Homer non lo vedeva perché il buio li aveva resi ciechi, ma le sue dita non avevano bisogno di luce per tracciare il contorno morbido di quel sorriso.
Sorrideva anche Homer, e quel sorriso Ole non poteva vederlo, ma certamente lo avvertiva premere piano nell'incavo tra la spalla e il collo.
Era una notte che sembrava profumare di legna ormai trasformata in braci e mazzetti di verbena lasciati a seccare sulle assi del basso soffitto di una Sala Comune in cui quasi tutti dormivano.

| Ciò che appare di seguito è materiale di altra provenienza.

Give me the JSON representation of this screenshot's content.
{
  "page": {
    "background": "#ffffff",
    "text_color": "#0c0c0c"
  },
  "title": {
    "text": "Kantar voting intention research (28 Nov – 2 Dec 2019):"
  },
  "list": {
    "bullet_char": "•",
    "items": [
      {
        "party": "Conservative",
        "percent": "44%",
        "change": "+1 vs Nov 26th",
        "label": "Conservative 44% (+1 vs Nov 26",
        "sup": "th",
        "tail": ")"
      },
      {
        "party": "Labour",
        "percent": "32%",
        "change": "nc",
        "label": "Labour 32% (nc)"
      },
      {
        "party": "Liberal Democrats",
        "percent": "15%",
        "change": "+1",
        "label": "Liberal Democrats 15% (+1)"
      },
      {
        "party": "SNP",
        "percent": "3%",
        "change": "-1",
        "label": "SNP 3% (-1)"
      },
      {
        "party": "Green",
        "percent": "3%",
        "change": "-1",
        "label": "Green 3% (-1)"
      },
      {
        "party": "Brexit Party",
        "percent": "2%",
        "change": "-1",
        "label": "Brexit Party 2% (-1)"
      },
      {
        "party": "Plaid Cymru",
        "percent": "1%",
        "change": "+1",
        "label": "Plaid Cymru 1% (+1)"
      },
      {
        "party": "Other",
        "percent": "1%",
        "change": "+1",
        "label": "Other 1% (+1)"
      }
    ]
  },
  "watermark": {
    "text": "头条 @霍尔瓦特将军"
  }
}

La stanza di Ole era riscaldata da vecchi termosifoni di ghisa che ogni tanto durante la notte gorgogliavano allegri, e nell'armadio d'angolo non c'erano sacchetti pieni di erbe raccolte nelle serre di Hogwarts, ma solo palline di gesso dai profumi chimici acquistate al negozio di prodotti per la casa sulla statale.
Non importava: quella era una notte che il profumo di della Sala Comune dei Tassorosso ce l'aveva nei gesti, ce l'aveva in ogni respiro che si confondeva con quello dell'altro; era una notte dove il buio delle foreste dell'Oregon aveva la stessa consistenza vellutata del sotterraneo di un castello in Scozia, e poco importava che in Scozia loro avessero trascorso troppe notti vicini, senza mai però osare stringersi a quel modo.
 
La mano sinistra di Ole risalì lentamente a perdersi nei capelli di Homer, in un invito gentile a sollevare il viso e a farlo scivolare in un percorso lento, un percorso capace di portare le sue labbra a fermarsi sulla linea ispida di barba non fatta della mandibola.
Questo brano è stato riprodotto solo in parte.